Case competition shows value of inexperienced experiences

Winning team members make their presentation at the William Blair Investment Banking Case Competition at the Farmer School of Business

Each of the 12 years of the William Blair Investment Banking Case Competition at the Farmer School of Business, there are students among the 30+ teams competing who have never been involved in the event before, some of whom have barely touched on the idea of investment banking.

But this year’s winning team found that the inexperience of half of its team members turned out to be a strength rather than a weakness.

The competition involves a past real-life client of investment bank and financial services company William Blair & Company, with its name changed for the sake of the case. Students have three weeks to evaluate strategic alternatives for the company, evaluate a potential sale or potential acquisitions by the firm, and recommend a strategy to the management team – comprised of five William Blair associates. Teams submit written proposals, and four of those proposals were selected to be presented in the finals.

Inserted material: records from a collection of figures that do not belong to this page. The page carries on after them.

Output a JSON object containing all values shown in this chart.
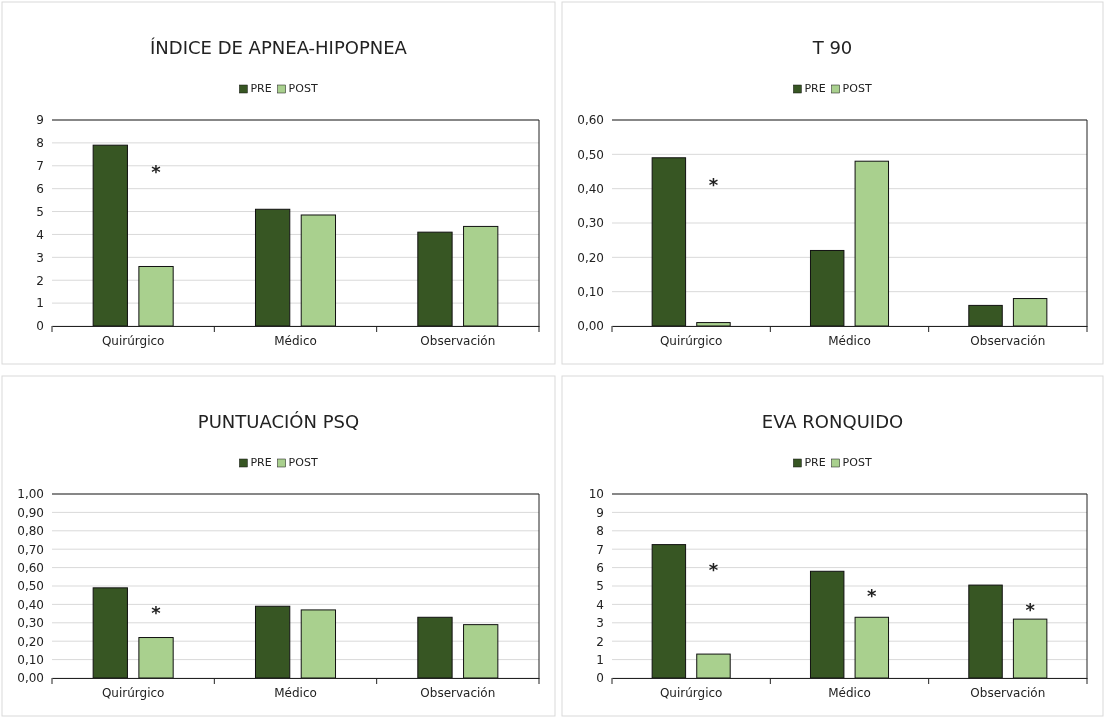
{
  "chart_data": [
    {
      "type": "bar",
      "title": "ÍNDICE DE APNEA-HIPOPNEA",
      "categories": [
        "Quirúrgico",
        "Médico",
        "Observación"
      ],
      "series": [
        {
          "name": "PRE",
          "color": "#375623",
          "values": [
            7.9,
            5.1,
            4.1
          ]
        },
        {
          "name": "POST",
          "color": "#a9d08e",
          "values": [
            2.6,
            4.85,
            4.35
          ]
        }
      ],
      "ylim": [
        0,
        9
      ],
      "yticks": [
        0,
        1,
        2,
        3,
        4,
        5,
        6,
        7,
        8,
        9
      ],
      "grid": "y",
      "legend": "top",
      "annotations": [
        "*"
      ]
    },
    {
      "type": "bar",
      "title": "T 90",
      "categories": [
        "Quirúrgico",
        "Médico",
        "Observación"
      ],
      "series": [
        {
          "name": "PRE",
          "color": "#375623",
          "values": [
            0.49,
            0.22,
            0.06
          ]
        },
        {
          "name": "POST",
          "color": "#a9d08e",
          "values": [
            0.01,
            0.48,
            0.08
          ]
        }
      ],
      "ylim": [
        0,
        0.6
      ],
      "yticks": [
        {
          "value": 0,
          "label": "0,00"
        },
        {
          "value": 0.1,
          "label": "0,10"
        },
        {
          "value": 0.2,
          "label": "0,20"
        },
        {
          "value": 0.3,
          "label": "0,30"
        },
        {
          "value": 0.4,
          "label": "0,40"
        },
        {
          "value": 0.5,
          "label": "0,50"
        },
        {
          "value": 0.6,
          "label": "0,60"
        }
      ],
      "grid": "y",
      "legend": "top",
      "annotations": [
        "*"
      ]
    },
    {
      "type": "bar",
      "title": "PUNTUACIÓN PSQ",
      "categories": [
        "Quirúrgico",
        "Médico",
        "Observación"
      ],
      "series": [
        {
          "name": "PRE",
          "color": "#375623",
          "values": [
            0.49,
            0.39,
            0.33
          ]
        },
        {
          "name": "POST",
          "color": "#a9d08e",
          "values": [
            0.22,
            0.37,
            0.29
          ]
        }
      ],
      "ylim": [
        0,
        1
      ],
      "yticks": [
        {
          "value": 0,
          "label": "0,00"
        },
        {
          "value": 0.1,
          "label": "0,10"
        },
        {
          "value": 0.2,
          "label": "0,20"
        },
        {
          "value": 0.3,
          "label": "0,30"
        },
        {
          "value": 0.4,
          "label": "0,40"
        },
        {
          "value": 0.5,
          "label": "0,50"
        },
        {
          "value": 0.6,
          "label": "0,60"
        },
        {
          "value": 0.7,
          "label": "0,70"
        },
        {
          "value": 0.8,
          "label": "0,80"
        },
        {
          "value": 0.9,
          "label": "0,90"
        },
        {
          "value": 1,
          "label": "1,00"
        }
      ],
      "grid": "y",
      "legend": "top",
      "annotations": [
        "*"
      ]
    },
    {
      "type": "bar",
      "title": "EVA RONQUIDO",
      "categories": [
        "Quirúrgico",
        "Médico",
        "Observación"
      ],
      "series": [
        {
          "name": "PRE",
          "color": "#375623",
          "values": [
            7.25,
            5.8,
            5.05
          ]
        },
        {
          "name": "POST",
          "color": "#a9d08e",
          "values": [
            1.3,
            3.3,
            3.2
          ]
        }
      ],
      "ylim": [
        0,
        10
      ],
      "yticks": [
        0,
        1,
        2,
        3,
        4,
        5,
        6,
        7,
        8,
        9,
        10
      ],
      "grid": "y",
      "legend": "top",
      "annotations": [
        "*",
        "*",
        "*"
      ]
    }
  ]
}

“It's a real-world application of things they learned in the curriculum. Many of the students that participate in the competition are interested in investment banking. So this is a kind of a look at the day to day life of an investment banking analyst,” finance professor Thomas Boulton explained.

In a close vote, the team of Abby Niebeling, Kenny Kruse, Ki Sakuma, and Madelyn Dalagiannis came out on top, but William Blair analyst and Farmer School alum Andrew Ames said he was impressed with all the presentations. “I thought they were great. I’ve judged this year and last year and I participated in the competition from my sophomore year all the way to my senior year,” Ames said. “The presentations just keep getting better and better, more sophisticated, with better recommendations and great models.”

“I came into this totally unknown. I did not know anything that was going to happen,” Niebeling noted. “It was a lot of learning and understanding what information was needed, what exactly we had to find and what they were looking for. So it was a lot of growing for me in putting all the pieces together and finally having a full presentation that made sense.”

Kruse and Sakuma were both on teams that made the finals last year, but Kruse said having inexperienced team members was a big plus this year. “(Ki and I) had a better understanding of the industry, and there was a large learning curve for Abby and Madelyn that we were fortunate to go through last year,” Kruse recalled. “They had a totally different perspective and they would ask questions that we had to explain to them. Explaining those things to them allowed us to even have a better understanding of our presentation.”

“They took us under their wing and said that they were going to mentor us in this process, and they obviously did an amazing job. I think that we have learned a lot throughout this process that definitely will benefit us for the rest of our careers,” Dalagiannis explained.